At the same time hospitals in California are racing to secure more beds, ventilators and masks to care for a surge of coronavirus patients, they are also scrambling to prepare — and preserve — their workforce so they don’t run out of doctors, nurses and respiratory therapists, too.
With health care workers among those most likely to become sick and need weeks off from work to recover or be quarantined, hospital and government officials are calling older doctors out of retirement, asking part-time staff to go full time and moving surgeons and anesthesiologists out of the operating room and into the intensive care unit and the emergency room.
“Anesthesiology in a lot of other countries is called anesthesia and intensive care medicine,” says Dr.

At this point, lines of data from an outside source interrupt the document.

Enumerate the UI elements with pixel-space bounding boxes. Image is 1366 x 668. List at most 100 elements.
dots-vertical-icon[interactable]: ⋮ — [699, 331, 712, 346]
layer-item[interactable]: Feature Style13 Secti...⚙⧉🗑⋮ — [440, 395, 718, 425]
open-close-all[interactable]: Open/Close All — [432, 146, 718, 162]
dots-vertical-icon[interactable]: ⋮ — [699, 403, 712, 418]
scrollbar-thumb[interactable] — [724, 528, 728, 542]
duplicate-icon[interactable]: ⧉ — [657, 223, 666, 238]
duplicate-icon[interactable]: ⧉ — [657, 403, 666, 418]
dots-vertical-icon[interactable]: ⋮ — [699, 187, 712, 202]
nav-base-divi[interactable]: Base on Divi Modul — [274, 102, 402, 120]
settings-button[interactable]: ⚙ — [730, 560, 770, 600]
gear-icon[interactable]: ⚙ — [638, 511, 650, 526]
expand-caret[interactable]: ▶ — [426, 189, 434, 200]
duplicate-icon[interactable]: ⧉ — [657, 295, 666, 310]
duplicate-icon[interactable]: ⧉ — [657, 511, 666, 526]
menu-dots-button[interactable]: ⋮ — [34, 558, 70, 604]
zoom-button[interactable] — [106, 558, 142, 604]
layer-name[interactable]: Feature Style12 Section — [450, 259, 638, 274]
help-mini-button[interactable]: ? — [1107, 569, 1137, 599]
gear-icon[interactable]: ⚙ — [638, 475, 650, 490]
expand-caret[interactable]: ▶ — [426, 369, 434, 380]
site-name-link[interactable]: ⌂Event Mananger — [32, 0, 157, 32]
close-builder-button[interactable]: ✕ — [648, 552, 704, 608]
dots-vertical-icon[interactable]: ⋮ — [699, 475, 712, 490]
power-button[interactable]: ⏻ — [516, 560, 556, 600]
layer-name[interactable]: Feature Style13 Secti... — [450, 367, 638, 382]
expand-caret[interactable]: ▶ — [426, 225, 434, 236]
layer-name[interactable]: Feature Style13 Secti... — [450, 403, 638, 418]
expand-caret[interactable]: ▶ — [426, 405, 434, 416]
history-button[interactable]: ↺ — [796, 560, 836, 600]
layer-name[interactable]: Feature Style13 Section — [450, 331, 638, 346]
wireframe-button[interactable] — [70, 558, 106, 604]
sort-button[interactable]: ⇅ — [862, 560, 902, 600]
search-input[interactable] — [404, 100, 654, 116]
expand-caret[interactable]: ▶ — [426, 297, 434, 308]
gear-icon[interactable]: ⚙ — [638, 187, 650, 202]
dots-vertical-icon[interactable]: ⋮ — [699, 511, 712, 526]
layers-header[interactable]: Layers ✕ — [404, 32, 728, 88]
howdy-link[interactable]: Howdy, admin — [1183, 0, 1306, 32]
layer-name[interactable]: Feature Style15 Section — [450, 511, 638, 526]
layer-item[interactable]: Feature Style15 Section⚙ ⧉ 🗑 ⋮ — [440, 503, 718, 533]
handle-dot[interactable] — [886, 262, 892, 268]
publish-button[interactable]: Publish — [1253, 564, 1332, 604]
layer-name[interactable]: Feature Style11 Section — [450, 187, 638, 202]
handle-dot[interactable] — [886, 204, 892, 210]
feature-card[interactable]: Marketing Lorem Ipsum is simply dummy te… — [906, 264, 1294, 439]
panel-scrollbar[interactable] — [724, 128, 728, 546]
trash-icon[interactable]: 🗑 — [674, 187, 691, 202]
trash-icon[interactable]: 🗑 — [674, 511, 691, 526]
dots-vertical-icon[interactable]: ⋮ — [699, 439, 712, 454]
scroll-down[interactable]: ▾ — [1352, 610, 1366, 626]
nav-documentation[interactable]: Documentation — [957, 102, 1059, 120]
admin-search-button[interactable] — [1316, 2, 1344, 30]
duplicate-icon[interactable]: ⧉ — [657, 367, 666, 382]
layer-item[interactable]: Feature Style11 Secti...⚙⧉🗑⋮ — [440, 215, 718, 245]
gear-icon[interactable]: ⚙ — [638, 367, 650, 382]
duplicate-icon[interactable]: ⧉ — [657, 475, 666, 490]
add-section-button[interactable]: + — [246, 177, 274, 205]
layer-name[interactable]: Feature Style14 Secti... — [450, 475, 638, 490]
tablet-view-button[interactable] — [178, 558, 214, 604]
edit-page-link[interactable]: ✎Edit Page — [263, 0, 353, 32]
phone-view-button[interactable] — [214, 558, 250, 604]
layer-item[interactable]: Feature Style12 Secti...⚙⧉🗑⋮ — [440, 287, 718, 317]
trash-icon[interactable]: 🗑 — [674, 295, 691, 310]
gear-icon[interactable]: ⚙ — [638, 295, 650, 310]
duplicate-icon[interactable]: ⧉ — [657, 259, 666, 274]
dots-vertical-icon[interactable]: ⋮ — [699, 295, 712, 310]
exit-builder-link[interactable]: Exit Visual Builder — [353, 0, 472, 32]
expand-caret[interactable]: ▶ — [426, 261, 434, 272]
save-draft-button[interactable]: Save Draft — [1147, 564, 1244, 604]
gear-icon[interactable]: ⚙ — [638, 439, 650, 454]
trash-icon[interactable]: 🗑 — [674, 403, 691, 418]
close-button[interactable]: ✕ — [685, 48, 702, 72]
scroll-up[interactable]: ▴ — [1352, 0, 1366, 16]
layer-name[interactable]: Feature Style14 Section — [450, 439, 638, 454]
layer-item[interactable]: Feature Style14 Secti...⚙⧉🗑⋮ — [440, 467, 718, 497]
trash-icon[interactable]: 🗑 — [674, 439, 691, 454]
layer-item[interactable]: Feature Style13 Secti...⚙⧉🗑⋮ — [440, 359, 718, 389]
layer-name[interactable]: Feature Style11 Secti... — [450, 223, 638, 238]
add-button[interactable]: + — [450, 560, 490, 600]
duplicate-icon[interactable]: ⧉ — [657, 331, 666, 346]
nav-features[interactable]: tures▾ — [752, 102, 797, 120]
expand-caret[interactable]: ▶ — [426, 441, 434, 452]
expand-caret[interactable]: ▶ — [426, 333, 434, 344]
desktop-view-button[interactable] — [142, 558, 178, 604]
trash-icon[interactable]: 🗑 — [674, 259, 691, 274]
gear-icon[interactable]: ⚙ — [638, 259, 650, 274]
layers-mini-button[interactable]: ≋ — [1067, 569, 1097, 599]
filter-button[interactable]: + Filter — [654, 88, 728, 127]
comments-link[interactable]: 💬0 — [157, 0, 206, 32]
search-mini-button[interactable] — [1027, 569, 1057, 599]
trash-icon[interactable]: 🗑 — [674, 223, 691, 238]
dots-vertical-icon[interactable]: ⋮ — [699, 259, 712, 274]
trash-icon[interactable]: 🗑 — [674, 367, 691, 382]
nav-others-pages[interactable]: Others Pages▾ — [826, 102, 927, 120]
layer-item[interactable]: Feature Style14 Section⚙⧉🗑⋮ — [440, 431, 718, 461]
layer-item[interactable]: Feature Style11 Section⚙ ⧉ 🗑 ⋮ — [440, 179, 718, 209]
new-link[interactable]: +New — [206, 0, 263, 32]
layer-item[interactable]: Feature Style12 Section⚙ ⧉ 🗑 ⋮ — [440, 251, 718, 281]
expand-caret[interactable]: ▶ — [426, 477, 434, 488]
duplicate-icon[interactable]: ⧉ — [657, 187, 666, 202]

Jeffrey Swisher, an anesthesiologist who specializes in liver transplants at California Pacific Medical Center in San Francisco. “Every anesthesia machine in an operating room is a ventilator as well.”
Instead of intubating patients for surgery, he and his machine will be repurposed for coronavirus duty in the ICU. It’s similar with other departments, now that all elective surgeries have been canceled.
“Orthopedic surgeons who would normally be doing hip replacements or knee replacements will be asked to come in and serve as emergency room doctors, taking care of the usual emergency room business,” Swisher says.
So while the regular ER doctors are taking care of COVID-19 patients, the orthopedists can tend to the folks coming in for car accidents, heart attacks and drug overdoses.